There is a dark side to big data. It is personal privacy. There are obvious privacy risks for the accidental or intended disclosure of collected "hard", personal data, but to my way of thinking the real danger is from derived or predictive data using mathematical constructs like Bayesian Inference and other tools. Using large datasets, these tools are melded into business intelligence cubes that work wonders in improving the bottom line, but violate privacy in a fundamental way in the sense that they are predicting human behaviors based on inferential probability, that may have a large degree of error in individual cases, yet are useful enough on a macro scale to improve the bottom line. A good example of this are credit scores. Just because 80 percent of people employing action A with action B tend to default on loans 55 percent more than people who do not exhibit those behaviors, doesn't mean that the entire population demographic will default, yet they are judged as if they all will.

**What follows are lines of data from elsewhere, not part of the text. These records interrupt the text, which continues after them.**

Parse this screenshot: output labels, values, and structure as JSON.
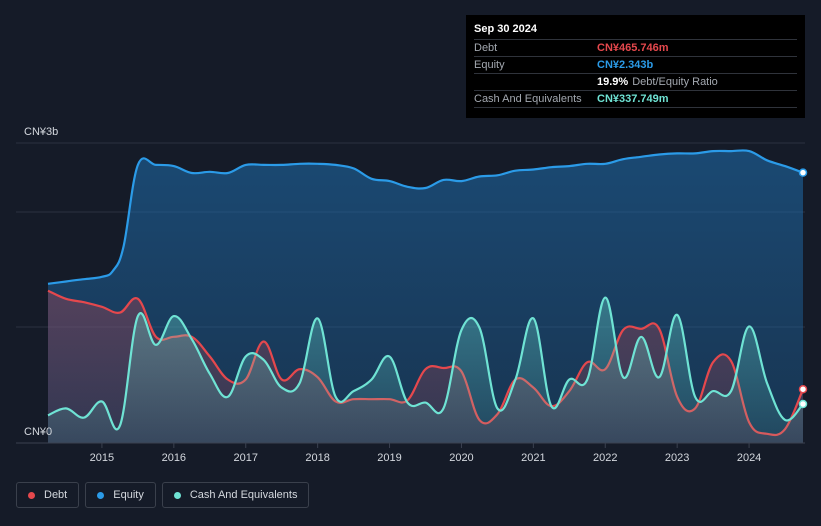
{
  "tooltip": {
    "date": "Sep 30 2024",
    "rows": [
      {
        "label": "Debt",
        "value": "CN¥465.746m",
        "color": "#e5484d"
      },
      {
        "label": "Equity",
        "value": "CN¥2.343b",
        "color": "#2b9be8"
      },
      {
        "label": "",
        "value": "19.9%",
        "suffix": "Debt/Equity Ratio",
        "color": "#ffffff"
      },
      {
        "label": "Cash And Equivalents",
        "value": "CN¥337.749m",
        "color": "#6fe3d4"
      }
    ]
  },
  "legend": [
    {
      "label": "Debt",
      "color": "#e5484d"
    },
    {
      "label": "Equity",
      "color": "#2b9be8"
    },
    {
      "label": "Cash And Equivalents",
      "color": "#6fe3d4"
    }
  ],
  "chart_data": {
    "type": "area",
    "title": "",
    "xlabel": "",
    "ylabel": "",
    "y_top_label": "CN¥3b",
    "y_bottom_label": "CN¥0",
    "ylim": [
      0,
      2.6
    ],
    "xlim": [
      2014.25,
      2024.75
    ],
    "x_ticks": [
      2015,
      2016,
      2017,
      2018,
      2019,
      2020,
      2021,
      2022,
      2023,
      2024
    ],
    "x_tick_labels": [
      "2015",
      "2016",
      "2017",
      "2018",
      "2019",
      "2020",
      "2021",
      "2022",
      "2023",
      "2024"
    ],
    "grid": true,
    "series": [
      {
        "name": "Equity",
        "color": "#2b9be8",
        "x": [
          2014.25,
          2014.5,
          2014.75,
          2015.0,
          2015.15,
          2015.3,
          2015.5,
          2015.75,
          2016.0,
          2016.25,
          2016.5,
          2016.75,
          2017.0,
          2017.25,
          2017.5,
          2017.75,
          2018.0,
          2018.25,
          2018.5,
          2018.75,
          2019.0,
          2019.25,
          2019.5,
          2019.75,
          2020.0,
          2020.25,
          2020.5,
          2020.75,
          2021.0,
          2021.25,
          2021.5,
          2021.75,
          2022.0,
          2022.25,
          2022.5,
          2022.75,
          2023.0,
          2023.25,
          2023.5,
          2023.75,
          2024.0,
          2024.25,
          2024.5,
          2024.75
        ],
        "values": [
          1.38,
          1.4,
          1.42,
          1.44,
          1.49,
          1.7,
          2.41,
          2.41,
          2.4,
          2.34,
          2.35,
          2.34,
          2.41,
          2.41,
          2.41,
          2.42,
          2.42,
          2.41,
          2.38,
          2.29,
          2.27,
          2.22,
          2.21,
          2.28,
          2.27,
          2.31,
          2.32,
          2.36,
          2.37,
          2.39,
          2.4,
          2.42,
          2.42,
          2.46,
          2.48,
          2.5,
          2.51,
          2.51,
          2.53,
          2.53,
          2.53,
          2.45,
          2.4,
          2.343
        ]
      },
      {
        "name": "Debt",
        "color": "#e5484d",
        "x": [
          2014.25,
          2014.5,
          2014.75,
          2015.0,
          2015.25,
          2015.5,
          2015.75,
          2016.0,
          2016.25,
          2016.5,
          2016.75,
          2017.0,
          2017.25,
          2017.5,
          2017.75,
          2018.0,
          2018.25,
          2018.5,
          2018.75,
          2019.0,
          2019.25,
          2019.5,
          2019.75,
          2020.0,
          2020.25,
          2020.5,
          2020.75,
          2021.0,
          2021.25,
          2021.5,
          2021.75,
          2022.0,
          2022.25,
          2022.5,
          2022.75,
          2023.0,
          2023.25,
          2023.5,
          2023.75,
          2024.0,
          2024.25,
          2024.5,
          2024.75
        ],
        "values": [
          1.32,
          1.25,
          1.22,
          1.18,
          1.13,
          1.25,
          0.92,
          0.92,
          0.92,
          0.75,
          0.55,
          0.55,
          0.88,
          0.55,
          0.64,
          0.57,
          0.36,
          0.38,
          0.38,
          0.38,
          0.37,
          0.64,
          0.65,
          0.62,
          0.2,
          0.25,
          0.55,
          0.48,
          0.32,
          0.45,
          0.7,
          0.64,
          0.98,
          0.99,
          0.99,
          0.4,
          0.3,
          0.7,
          0.71,
          0.18,
          0.08,
          0.12,
          0.466
        ]
      },
      {
        "name": "Cash And Equivalents",
        "color": "#6fe3d4",
        "x": [
          2014.25,
          2014.5,
          2014.75,
          2015.0,
          2015.25,
          2015.5,
          2015.75,
          2016.0,
          2016.25,
          2016.5,
          2016.75,
          2017.0,
          2017.25,
          2017.5,
          2017.75,
          2018.0,
          2018.25,
          2018.5,
          2018.75,
          2019.0,
          2019.25,
          2019.5,
          2019.75,
          2020.0,
          2020.25,
          2020.5,
          2020.75,
          2021.0,
          2021.25,
          2021.5,
          2021.75,
          2022.0,
          2022.25,
          2022.5,
          2022.75,
          2023.0,
          2023.25,
          2023.5,
          2023.75,
          2024.0,
          2024.25,
          2024.5,
          2024.75
        ],
        "values": [
          0.24,
          0.3,
          0.22,
          0.36,
          0.15,
          1.1,
          0.85,
          1.1,
          0.9,
          0.6,
          0.4,
          0.75,
          0.72,
          0.48,
          0.52,
          1.08,
          0.4,
          0.45,
          0.55,
          0.75,
          0.35,
          0.35,
          0.3,
          0.98,
          1.0,
          0.3,
          0.55,
          1.08,
          0.32,
          0.55,
          0.55,
          1.26,
          0.57,
          0.92,
          0.57,
          1.11,
          0.4,
          0.45,
          0.45,
          1.01,
          0.52,
          0.2,
          0.338
        ]
      }
    ]
  }
}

The real danger of this predictive stuff comes from aggregators who combine predictive data with actual personal data and sell it to other companies. Judgements will made that may be untrue, but may result in denial of things like college entrance, handgun ownership, club memberships, professional certifications, career choices (suppose that you are of a certain height and the data says that people of that height do not do well in a particular professional sport. Yet we all know stories of the little guy who could.) and other life events where some sort of body has authority over certain aspects of our lives.
One of the current thrusts of Big Data, is to find non-intuitive behavioral predictors. For example we have heard of Target Department Stores sending pregnancy coupons to a 15 year old girl. Her parents threw a fit, until they discovered that their daughter was actually pregnant. Target figured it out using probabilities and finding a correlation of beauty products and vitamins leading to buying pregnancy stuff five months later in a certain demographic. Supermarkets have long known to put beer and diapers together on a Saturday, and it results in a large increase in sales. (Wife sends hubby to store for diapers, but the big game will be on later on in the weekend and the hubbies buddies are coming over.) All this is fine and dandy because it happens on an anonymous level, but when this sort of predictive stuff is applied with identifying data, it could become dangerous.
What is a CIO or CTO to do? To my way of thinking, the chief responsibility is to management, shareholders and the bottom line, and not to the privacy of the masses. Business is the last venue of civilized men for uncivilized warfare, and as a result, I am predicting a further erosion of privacy from Big Data. It is a force majeure, an unstoppable tsunami of assaults against our privacy that will rival any effort of the NSA or any other organization intent on cataloging the behaviors of the masses.